Experimental Evaluation and Results

The research presents strong empirical evidence through rigorous benchmarking on publicly available datasets, including nuScenes and a newly developed benchmark, CARNOVEL. RIP was tested against state-of-the-art methods, displaying superior performance in detecting distribution shifts and completing navigation tasks safely. Notably, it excelled in minimizing average displacement error (ADE) and final displacement error (FDE) in the nuScenes challenge.

CARNOVEL, developed to evaluate AUTOS driving systems under OOD conditions, provided a suite of tasks focusing on realistic challenges, assessing the ability to detect and recover from shifts. Here, RIP demonstrated efficiency in detecting OOD events by showing high correlation between infractions and model uncertainty and outperformed baselines by a considerable margin in terms of recovery and adaptation scores.

Implications and Future Directions

The implications of this research are far-reaching. Practically, RIP and AdaRIP enhance the robustness and safety of autonomous vehicles, addressing a crucial gap in the deployment of such systems in varied, unpredictable environments. This advancement not only contributes to safer navigation but also optimizes human-machine collaboration by determining when expert intervention is required.

Theoretically, the introduction of uncertainty-aware planning frameworks pushes forward the boundaries of reinforcement learning and online learning paradigms, suggesting new ways to integrate uncertainty quantification into model-based planning. The promising results motivate future investigations into more sample-efficient adaptation techniques, potentially incorporating meta-learning approaches to further mitigate epistemic uncertainty.

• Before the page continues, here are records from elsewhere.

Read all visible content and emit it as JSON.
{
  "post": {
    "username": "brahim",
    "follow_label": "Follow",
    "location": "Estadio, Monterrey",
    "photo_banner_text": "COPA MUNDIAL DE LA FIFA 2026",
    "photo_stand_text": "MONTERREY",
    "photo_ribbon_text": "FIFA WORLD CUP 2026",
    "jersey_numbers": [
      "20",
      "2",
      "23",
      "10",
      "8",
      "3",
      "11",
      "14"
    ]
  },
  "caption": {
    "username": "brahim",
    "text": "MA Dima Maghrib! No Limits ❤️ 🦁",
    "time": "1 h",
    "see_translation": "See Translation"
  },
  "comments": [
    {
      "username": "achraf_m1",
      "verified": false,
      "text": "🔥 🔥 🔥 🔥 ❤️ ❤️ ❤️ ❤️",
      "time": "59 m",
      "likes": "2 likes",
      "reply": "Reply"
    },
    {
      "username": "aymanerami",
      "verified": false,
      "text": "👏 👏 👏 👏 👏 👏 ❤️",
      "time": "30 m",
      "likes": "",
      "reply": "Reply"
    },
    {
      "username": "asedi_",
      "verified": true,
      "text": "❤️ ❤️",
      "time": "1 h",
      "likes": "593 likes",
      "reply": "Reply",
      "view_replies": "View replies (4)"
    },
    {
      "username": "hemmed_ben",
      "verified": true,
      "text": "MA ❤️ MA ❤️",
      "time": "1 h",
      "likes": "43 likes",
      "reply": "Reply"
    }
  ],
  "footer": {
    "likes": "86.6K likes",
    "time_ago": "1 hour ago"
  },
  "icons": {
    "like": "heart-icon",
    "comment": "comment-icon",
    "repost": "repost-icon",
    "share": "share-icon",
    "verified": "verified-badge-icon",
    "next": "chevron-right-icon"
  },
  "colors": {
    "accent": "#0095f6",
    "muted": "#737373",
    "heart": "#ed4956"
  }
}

As the field of autonomous driving continues to evolve, this paper lays foundational work that can be built upon to achieve more robust AI systems capable of maintaining safety across diverse operational landscapes. In the ongoing exploration of designing intelligent systems, the paradigms presented in the paper offer significant directions for tackling uncertainty—a fundamental aspect of achieving reliable autonomy.